The Everymen, New Jersey Hardcore, 2012

Wednesday Run Album Review

Disappointment again Tuesday as I was unable to find the record I was looking for at my local shop.  I'd gone out to grab some lunch and, hopefully, score the vinyl for A.C. Newman's Shut Down the Streets; but it looks like I'll be ordering that one, too.  My frustration turned to happiness, though, when I got home and discovered that the mail had brought with it New Jersey Hardcore (Killing Horse Records) by Tuckerton's The Everymen.  I spent the evening listening to the record and took it with me for a run this morning right after the rain finally stopped.

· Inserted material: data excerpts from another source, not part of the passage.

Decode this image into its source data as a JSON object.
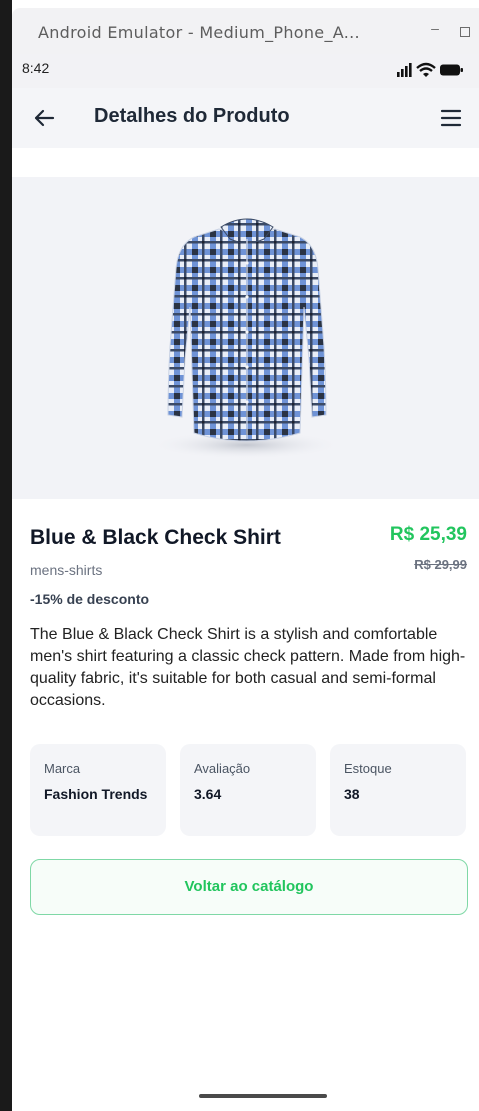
{
  "window": {
    "title": "Android Emulator - Medium_Phone_A...",
    "minimize_glyph": "–"
  },
  "status": {
    "time": "8:42",
    "icons": [
      "signal-icon",
      "wifi-icon",
      "battery-icon"
    ]
  },
  "appbar": {
    "title": "Detalhes do Produto",
    "back_icon": "arrow-left-icon",
    "menu_icon": "hamburger-menu-icon"
  },
  "product": {
    "image_alt": "shirt-image",
    "name": "Blue & Black Check Shirt",
    "price": "R$ 25,39",
    "old_price": "R$ 29,99",
    "category": "mens-shirts",
    "discount": "-15% de desconto",
    "description": "The Blue & Black Check Shirt is a stylish and comfortable men's shirt featuring a classic check pattern. Made from high-quality fabric, it's suitable for both casual and semi-formal occasions."
  },
  "info_cards": [
    {
      "label": "Marca",
      "value": "Fashion Trends"
    },
    {
      "label": "Avaliação",
      "value": "3.64"
    },
    {
      "label": "Estoque",
      "value": "38"
    }
  ],
  "actions": {
    "back_to_catalog": "Voltar ao catálogo"
  },
  "colors": {
    "accent_green": "#22c55e",
    "card_bg": "#f4f5f8",
    "title_text": "#1f2937"
  }
}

I almost think this record could have been called New Jersey. Hardcore. or Hardcore New Jersey, because The Everymen's sound really isn't anything close to hardcore; but, to me anyway, it's unmistakably New Jersey.  It's the New Jersey of the beautifully derelict structure of Asbury Park's Casino right next to the beach, the New Jersey of the tightly-packed, tin-ceilinged bars of Hoboken and Jersey City.  Guitars and sax along with the vocals of Mike V. and Catherine Herrick give The Everymen an early punk sound that generates -- some probably over-romanticized by me -- images of a mid 1970s rock band tearing up bars along the Jersey Shore.

"We could all be doin' a little bit better.  Just a little better," says the subject of "Joey & The Neighborhood."  It's a short, spoken-word recording, but it does a nice job of setting the tone for the rest of the record.  There aren't going to be any intricately programmed synths or carefully selected samples.  Instead, New Jersey Hardcore is simple rock and roll.  "Dance Only, Only Dance" and "With the Boys," with their big guitar chords and "bah, bah, bah" sax, are just that.  Single and album standout "Coney Island High," a reference to the 1990's East Village punk venue, features Catherine Herrick singing about a girl who's "sick and tired of that pleated skirt and polo shirt and book bag" and just wants to score a ticket to a rock show.

There are influences other than proto-punk garage rock here, too.  "Novocaine" could be an homage to Elvis Costello's "The Big Light" from King of America.  Album closer "Yellow Sunday Dress" mirrors some of the new wave Americana from that same record.

New Jersey Hardcore doesn't break any new ground musically, but I don't think that's the point.  The Everymen tap into some of that primal appreciation that we all have for a simple, solid rock and roll song.  Even if you're into some more modern or innovative sounds, turning up New Jersey Hardcore should allow you to forget that you could be doin' just a little better.  For about thirty minutes anyway.  And despite the fact that the music business may take at least a few of The Everymen across the river to Brooklyn or Manhattan if it hasn't already, they do their thing here in fine New Jersey style.